Pek öyle olmadı..Olmalı mıydı bilmiyoruz.Bir gecenin sabaha ayıldığı zaman dilimlerine parça parça ürün yerleştirmesi yapıldı.Hepsinden ayrı tutulan bir gece vardı, o gece masallar okundu kulaklara..Gözyaşlarının beyinde bıraktığı dış basınca rağmen akılda kalıcı hasarlar bıraktı.
Bana masal anlatacaksan fabl anlat, kalp ritmim bozulmasın..
Dedim ya işte öyle olmadı.Ne dilersem aksi, ne düşünürsem lehi değil aleyhi..
Başladı..
Peri üç dilek hakkı için son dördünden bahçe katına ipek bir kumaşla sallandı.
Dün gece dolunay hiç gitmemiş , yerini çok benimsemiş gibi
karanlık odanın siyaha çalan duvarlarını tasarruflu bir güçte aydınlatıyordu.
Peri şaşkın, planlarında son dördün o kadar parlak değildi.
Gölgesi bile beyaz bir peri.Aydınlıkta omuzları ışıldıyor.
Hani atlar terlediğinde teni altın gibi parlar, peri de öyle.
Balmumu gibi kaygan teni ile gökten yere uçarak iniyor.
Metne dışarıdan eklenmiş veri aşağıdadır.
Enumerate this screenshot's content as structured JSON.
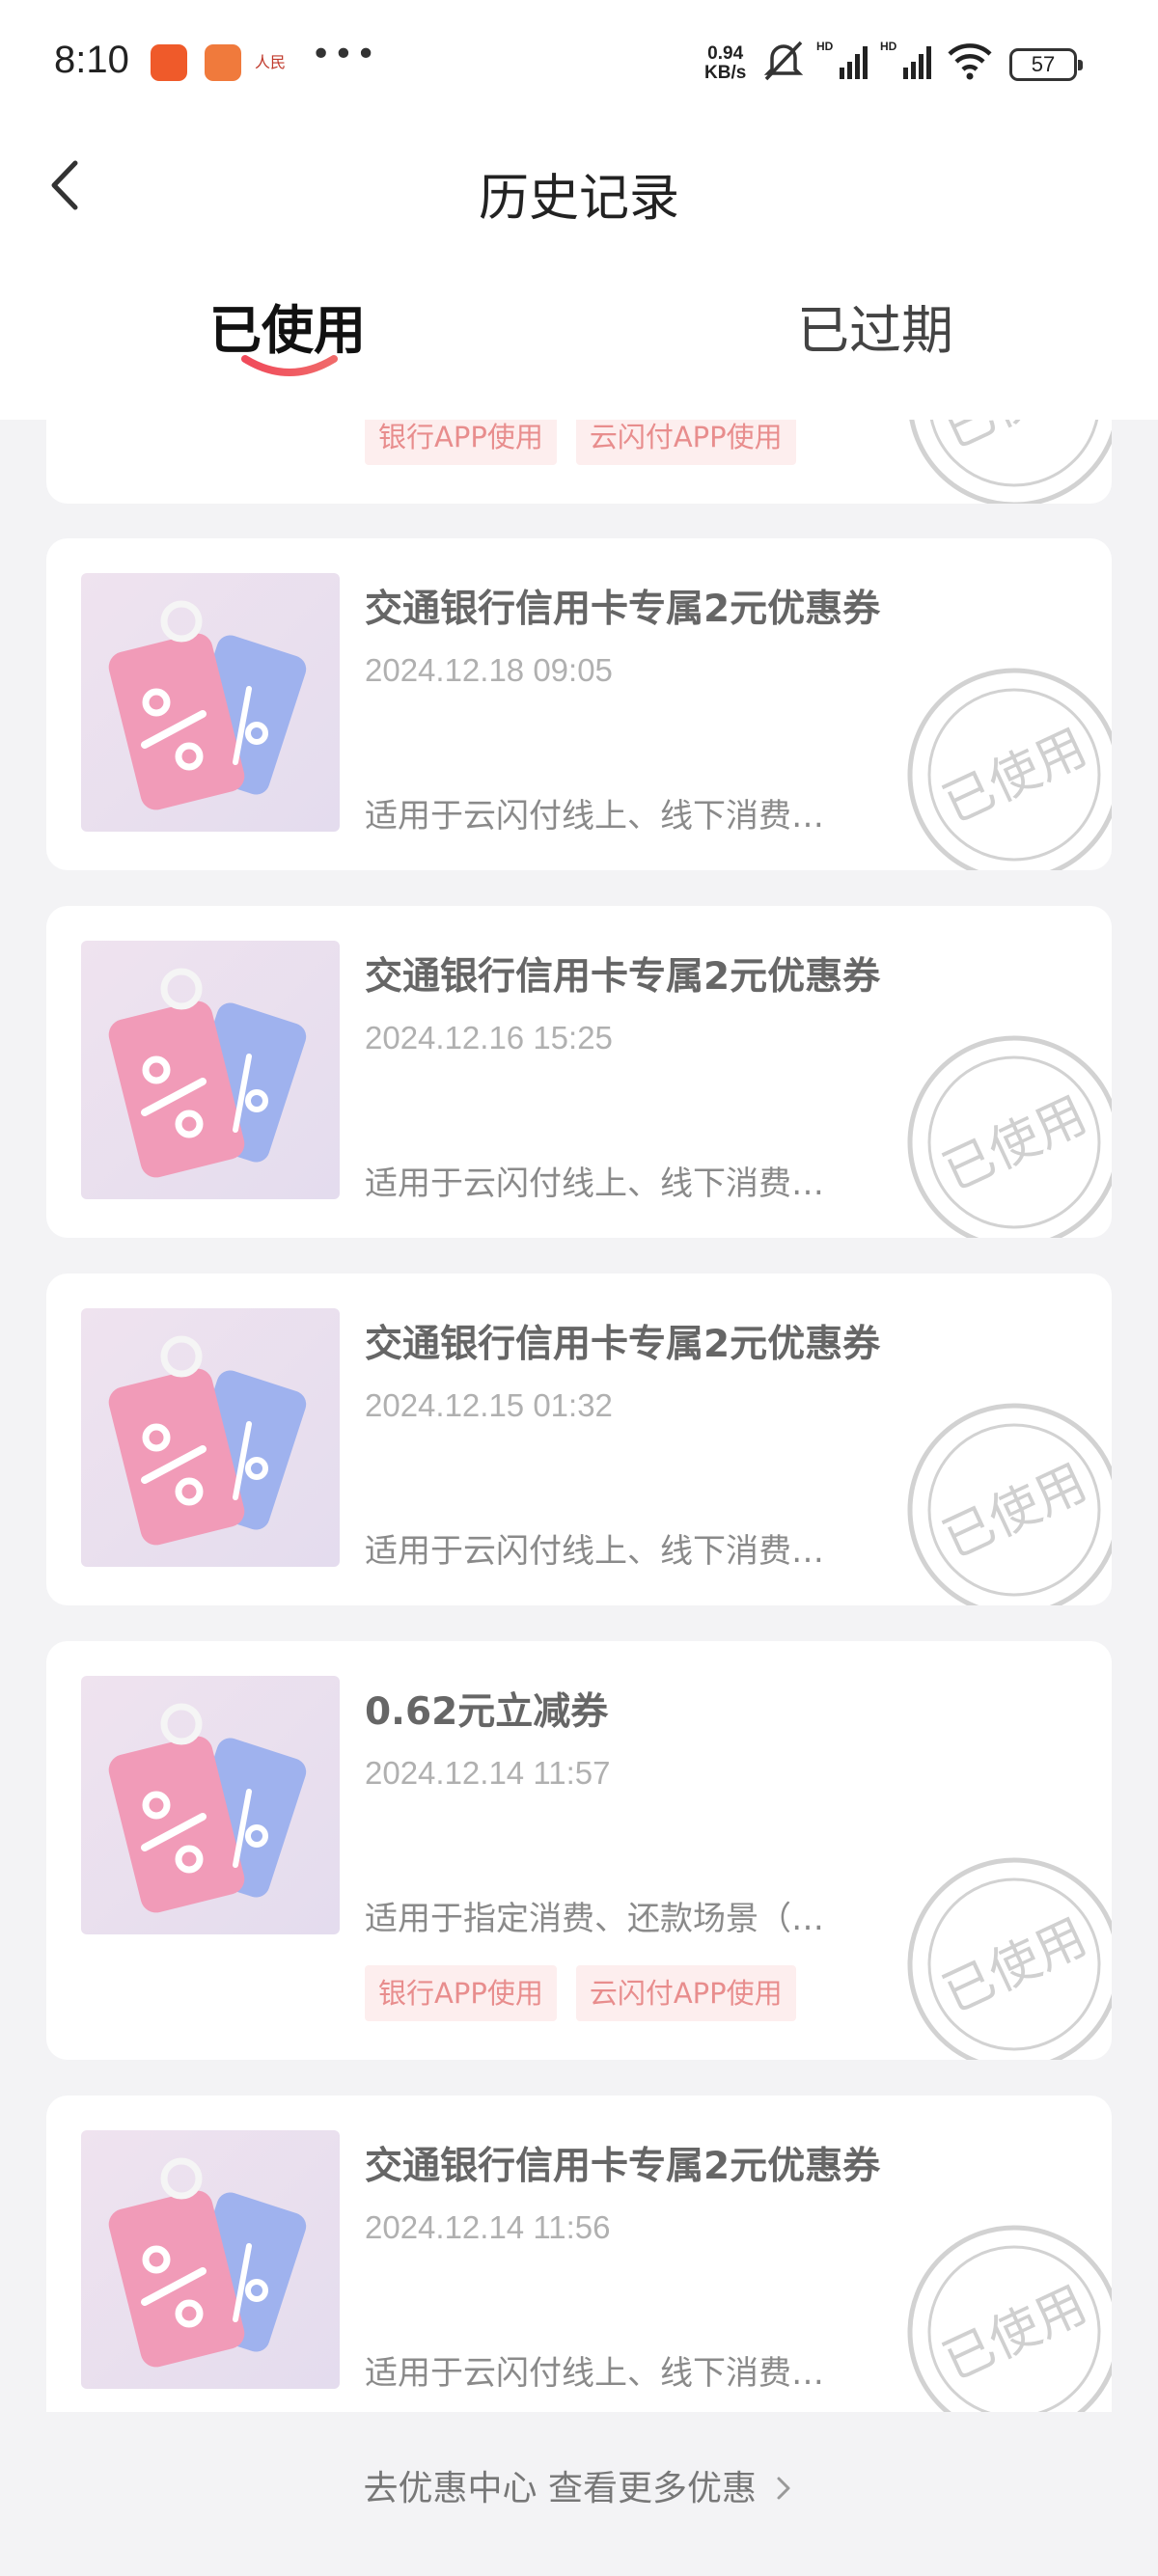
{
  "status_bar": {
    "time": "8:10",
    "speed_value": "0.94",
    "speed_unit": "KB/s",
    "battery": "57"
  },
  "header": {
    "title": "历史记录"
  },
  "tabs": [
    {
      "label": "已使用",
      "active": true
    },
    {
      "label": "已过期",
      "active": false
    }
  ],
  "partial_card": {
    "tags": [
      "银行APP使用",
      "云闪付APP使用"
    ]
  },
  "coupons": [
    {
      "title": "交通银行信用卡专属2元优惠券",
      "date": "2024.12.18 09:05",
      "desc": "适用于云闪付线上、线下消费…",
      "tags": []
    },
    {
      "title": "交通银行信用卡专属2元优惠券",
      "date": "2024.12.16 15:25",
      "desc": "适用于云闪付线上、线下消费…",
      "tags": []
    },
    {
      "title": "交通银行信用卡专属2元优惠券",
      "date": "2024.12.15 01:32",
      "desc": "适用于云闪付线上、线下消费…",
      "tags": []
    },
    {
      "title": "0.62元立减券",
      "date": "2024.12.14 11:57",
      "desc": "适用于指定消费、还款场景（…",
      "tags": [
        "银行APP使用",
        "云闪付APP使用"
      ]
    },
    {
      "title": "交通银行信用卡专属2元优惠券",
      "date": "2024.12.14 11:56",
      "desc": "适用于云闪付线上、线下消费…",
      "tags": []
    }
  ],
  "stamp_text": "已使用",
  "footer": {
    "link": "去优惠中心 查看更多优惠"
  },
  "colors": {
    "accent": "#f0465a",
    "stamp": "#d0d0d0",
    "tag_bg": "#fdeeee",
    "tag_text": "#e88d8d"
  },
  "icons": {
    "back": "chevron-left-icon",
    "footer_arrow": "chevron-right-icon",
    "coupon_thumb": "discount-tag-icon",
    "stamp": "used-stamp-icon"
  }
}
Uçma eylemi yerden göğe değil miydi?
Güneş çok uzak dağlara yaslanmış ama kalkıp yüzünü bize dönmek üzere.
Peri o yüzden biraz aceleci elbet biraz da acemi!
Güç bela aralıklı pencereden içeri girdi.
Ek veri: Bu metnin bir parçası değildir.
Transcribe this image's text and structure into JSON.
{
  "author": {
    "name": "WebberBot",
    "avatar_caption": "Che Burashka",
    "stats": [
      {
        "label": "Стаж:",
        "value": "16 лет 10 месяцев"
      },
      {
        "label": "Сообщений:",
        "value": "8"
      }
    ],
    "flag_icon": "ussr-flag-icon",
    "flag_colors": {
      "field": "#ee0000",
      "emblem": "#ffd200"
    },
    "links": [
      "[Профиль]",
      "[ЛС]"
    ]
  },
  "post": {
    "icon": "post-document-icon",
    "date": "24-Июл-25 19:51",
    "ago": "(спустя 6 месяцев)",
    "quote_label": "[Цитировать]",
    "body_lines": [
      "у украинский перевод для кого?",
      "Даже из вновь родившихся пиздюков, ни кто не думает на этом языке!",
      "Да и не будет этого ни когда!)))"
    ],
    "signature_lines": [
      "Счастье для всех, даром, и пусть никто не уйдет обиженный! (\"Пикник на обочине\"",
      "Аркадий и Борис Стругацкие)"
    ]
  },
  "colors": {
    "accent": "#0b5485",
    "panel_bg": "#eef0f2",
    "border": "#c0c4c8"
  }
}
Nasıl perisin sen, dokunduğun yerden geçersin istersen!
Kırık beyaz ipek kumaşı gördüm evvela, dedim birinin perdesi penceresinden kaçmış olmalı.
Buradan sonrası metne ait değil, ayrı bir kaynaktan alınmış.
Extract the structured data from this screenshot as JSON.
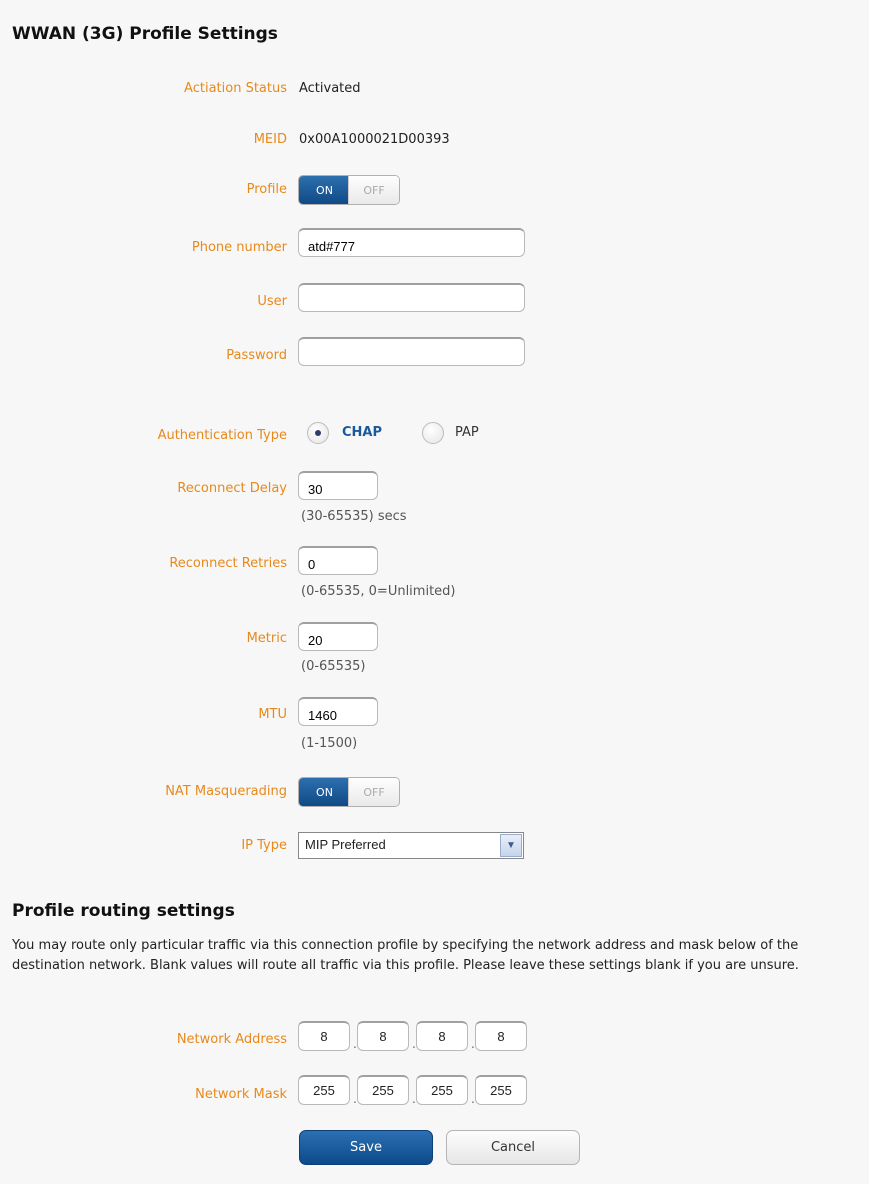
{
  "header": {
    "title": "WWAN (3G) Profile Settings"
  },
  "fields": {
    "activation_status": {
      "label": "Actiation Status",
      "value": "Activated"
    },
    "meid": {
      "label": "MEID",
      "value": "0x00A1000021D00393"
    },
    "profile": {
      "label": "Profile",
      "on_label": "ON",
      "off_label": "OFF",
      "state": "ON"
    },
    "phone_number": {
      "label": "Phone number",
      "value": "atd#777"
    },
    "user": {
      "label": "User",
      "value": ""
    },
    "password": {
      "label": "Password",
      "value": ""
    },
    "auth_type": {
      "label": "Authentication Type",
      "options": [
        "CHAP",
        "PAP"
      ],
      "selected": "CHAP"
    },
    "reconnect_delay": {
      "label": "Reconnect Delay",
      "value": "30",
      "hint": "(30-65535) secs"
    },
    "reconnect_retries": {
      "label": "Reconnect Retries",
      "value": "0",
      "hint": "(0-65535, 0=Unlimited)"
    },
    "metric": {
      "label": "Metric",
      "value": "20",
      "hint": "(0-65535)"
    },
    "mtu": {
      "label": "MTU",
      "value": "1460",
      "hint": "(1-1500)"
    },
    "nat": {
      "label": "NAT Masquerading",
      "on_label": "ON",
      "off_label": "OFF",
      "state": "ON"
    },
    "ip_type": {
      "label": "IP Type",
      "value": "MIP Preferred"
    }
  },
  "routing": {
    "title": "Profile routing settings",
    "description": "You may route only particular traffic via this connection profile by specifying the network address and mask below of the destination network. Blank values will route all traffic via this profile. Please leave these settings blank if you are unsure.",
    "network_address": {
      "label": "Network Address",
      "octets": [
        "8",
        "8",
        "8",
        "8"
      ]
    },
    "network_mask": {
      "label": "Network Mask",
      "octets": [
        "255",
        "255",
        "255",
        "255"
      ]
    }
  },
  "buttons": {
    "save": "Save",
    "cancel": "Cancel"
  },
  "colors": {
    "label": "#e8891b",
    "accent": "#0f4a86",
    "selected_radio_text": "#1a5a9c"
  }
}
Perdeler bile özgürlüğüne düşkün.
Sonra hissettim, yaz akşamı serinliğinden farklı bir esinti doldu içeriye.
Eve hırsız girerse ölü taklidi yaparsın, nefesini tutarken belki de ölürsün.
Peki eve peri girerse hangi role girmelisin?
Gözlerimi gevşek bir şekilde yumdum.
Çok güzel rüyalarda geziniyormuş gibi dudaklarımda yarım bir gülümseme.
İşe yaradı, peri uyuduğumu sandı, önce üzerimde bir kaç kez ellerini gezdirdi.
Tenimin kaşmirliğini hissettim, soğuk elleri sayesinde.
Korkmam gerekli miydi bilmiyorum, korkmadım hiç.
Peri keşfetmeye devam ederken gögsüme basarak uyuduğum defterimi buldu.
Bu hiç hoş olmadı.
Almasını istemediğim için uyanmış gibi yapıp yastığımdan başımı yavaşca kaldırdım.
Görüş alanımdan bir anda kayboldu, ama hala soğukluğunu ensemde hissediyordum.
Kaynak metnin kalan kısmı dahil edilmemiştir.